Il gruppo rappresenta il sacerdote troiano di Apollo che, dopo aver manifestato dubbi circa l'opportunità di far entrare dentro le mura di Troia il grande cavallo lasciato dagli Achei sulla spiaggia dopo il loro falso ritiro dalla guerra ("timeo Danaos et dona ferentes...": temo i Greci e i doni che portano), viene punito da Atena, protettrice degli Achei, che invia due mostruosi serpenti marini ad uccidere lui e i suoi figli.

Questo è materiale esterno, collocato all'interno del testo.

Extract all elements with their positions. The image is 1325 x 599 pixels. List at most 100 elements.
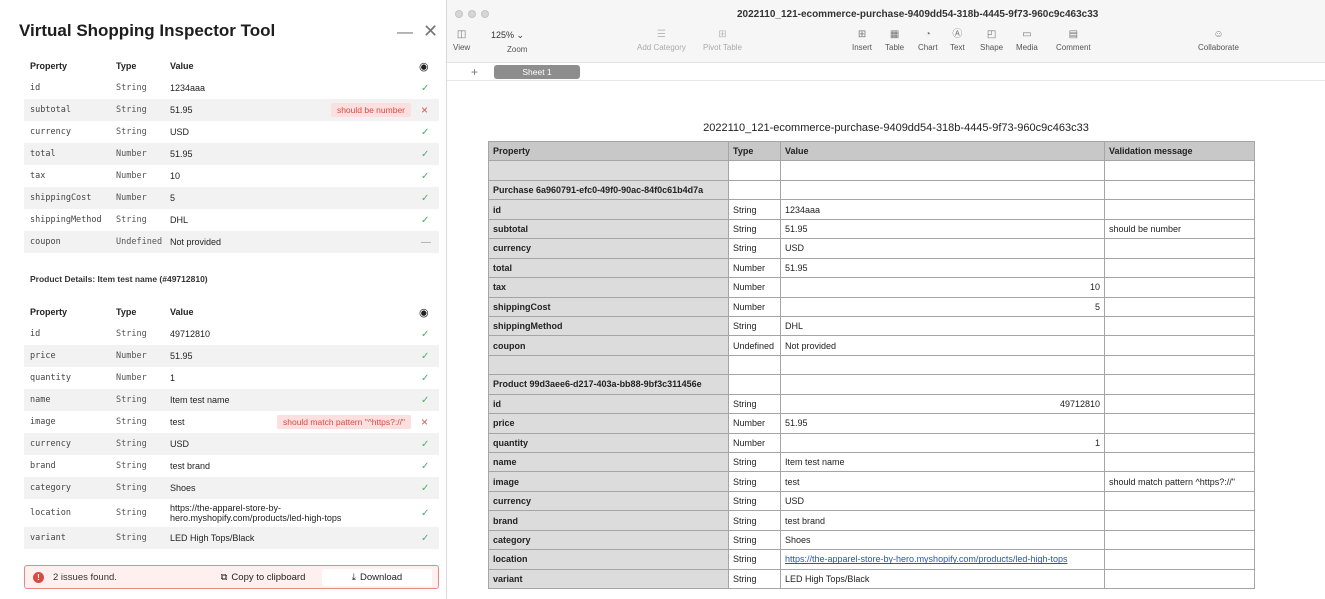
cell-property[interactable]: category [488, 529, 729, 551]
cell-value[interactable]: Shoes [780, 529, 1105, 551]
cell-validation-message[interactable] [1104, 568, 1255, 590]
cell-validation-message[interactable] [1104, 335, 1255, 356]
cell-type[interactable]: String [728, 199, 781, 220]
cell-value[interactable]: 51.95 [780, 257, 1105, 279]
sheet-title[interactable]: 2022110_121-ecommerce-purchase-9409dd54-… [447, 122, 1325, 134]
blank-cell[interactable] [728, 354, 781, 376]
cell-value[interactable]: 1234aaa [780, 199, 1105, 220]
cell-property[interactable]: subtotal [488, 218, 729, 240]
cell-type[interactable]: Undefined [728, 335, 781, 356]
cell-value-link[interactable]: https://the-apparel-store-by-hero.myshop… [780, 549, 1105, 570]
cell-value[interactable]: 51.95 [780, 413, 1105, 434]
cell-type[interactable]: String [728, 393, 781, 415]
blank-cell[interactable] [1104, 374, 1255, 395]
cell-value[interactable]: Not provided [780, 335, 1105, 356]
column-header-property[interactable]: Property [488, 140, 729, 162]
cell-type[interactable]: String [728, 238, 781, 259]
cell-type[interactable]: Number [728, 257, 781, 279]
cell-type[interactable]: String [728, 510, 781, 531]
toolbar-collaborate-button[interactable]: ☺ Collaborate [1198, 28, 1239, 52]
cell-type[interactable]: Number [728, 277, 781, 298]
cell-property[interactable]: location [488, 549, 729, 570]
window-minimize-button[interactable] [468, 10, 476, 18]
blank-cell[interactable] [1104, 354, 1255, 376]
cell-type[interactable]: String [728, 529, 781, 551]
toolbar-text-button[interactable]: Ⓐ Text [950, 28, 965, 52]
cell-validation-message[interactable] [1104, 315, 1255, 337]
cell-validation-message[interactable] [1104, 277, 1255, 298]
cell-property[interactable]: id [488, 199, 729, 220]
cell-property[interactable]: coupon [488, 335, 729, 356]
column-header-type[interactable]: Type [728, 140, 781, 162]
cell-value[interactable]: test brand [780, 510, 1105, 531]
cell-value[interactable]: 10 [780, 277, 1105, 298]
cell-validation-message[interactable] [1104, 490, 1255, 512]
cell-validation-message[interactable] [1104, 432, 1255, 454]
cell-property[interactable]: shippingMethod [488, 315, 729, 337]
blank-cell[interactable] [780, 160, 1105, 181]
cell-type[interactable]: String [728, 549, 781, 570]
toolbar-insert-button[interactable]: ⊞ Insert [852, 28, 872, 52]
cell-type[interactable]: String [728, 218, 781, 240]
cell-property[interactable]: name [488, 451, 729, 473]
toolbar-shape-button[interactable]: ◰ Shape [980, 28, 1003, 52]
tab-sheet-1[interactable]: Sheet 1 [494, 65, 580, 79]
column-header-validation-message[interactable]: Validation message [1104, 140, 1255, 162]
blank-cell[interactable] [780, 179, 1105, 201]
toolbar-zoom[interactable]: Zoom [507, 44, 527, 54]
toolbar-pivot-table-button[interactable]: ⊞ Pivot Table [703, 28, 742, 52]
download-button[interactable]: ⤓ Download [322, 569, 432, 586]
cell-type[interactable]: Number [728, 413, 781, 434]
cell-validation-message[interactable]: should match pattern ^https?://" [1104, 471, 1255, 492]
cell-property[interactable]: currency [488, 490, 729, 512]
cell-property[interactable]: image [488, 471, 729, 492]
cell-type[interactable]: String [728, 315, 781, 337]
group-header-cell[interactable]: Product 99d3aee6-d217-403a-bb88-9bf3c311… [488, 374, 729, 395]
cell-validation-message[interactable] [1104, 257, 1255, 279]
cell-validation-message[interactable] [1104, 529, 1255, 551]
cell-validation-message[interactable] [1104, 451, 1255, 473]
cell-validation-message[interactable] [1104, 393, 1255, 415]
toolbar-table-button[interactable]: ▦ Table [885, 28, 904, 52]
cell-type[interactable]: Number [728, 432, 781, 454]
cell-validation-message[interactable] [1104, 238, 1255, 259]
toolbar-comment-button[interactable]: ▤ Comment [1056, 28, 1091, 52]
cell-property[interactable]: currency [488, 238, 729, 259]
blank-cell[interactable] [728, 179, 781, 201]
blank-cell[interactable] [780, 374, 1105, 395]
blank-cell[interactable] [728, 374, 781, 395]
cell-value[interactable]: Item test name [780, 451, 1105, 473]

Il capolavoro fissa nel marmo il momento di grande pathos in cui Laocoonte ed i figli vengono stretti e soffocati dalle spire dei due mostri.

Il gruppo scultoreo, ritrovato casualmente nel gennaio del 1506 durante lavori agricoli in una vigna sull'Esquilino, fu subito acquistato da Papa Giulio II dietro consiglio di Michelangelo giunto a Roma appositamente da Firenze per assistere al ritrovamento, e nel maggio dello stesso anno fece il suo ingresso tra le mura vaticane, andando a costituire la prima opera in assoluto delle collezioni d'arte dei nascenti musei vaticani.

Varie cronologie sono state avanzate per questo capolavoro della scultura antica, oscillanti tra metà del II secolo a.C. alla metà del I secolo d.C. Bernard Andreae ha ipotizzato che il Laocoonte sia una copia di un originale bronzeo ellenistico. Si è ritenuto che l'originale in bronzo fosse stato realizzato a Pergamo, come lascerebbero ritenere alcuni confronti stilistici con opere della città della Ionia d'Asia. Le relazioni amichevoli tra Pergamo e Roma erano infatti corroborate dalla diffusione di miti legati a Troia, alla quale si ricollegano le leggende di fondazione di entrambe le città.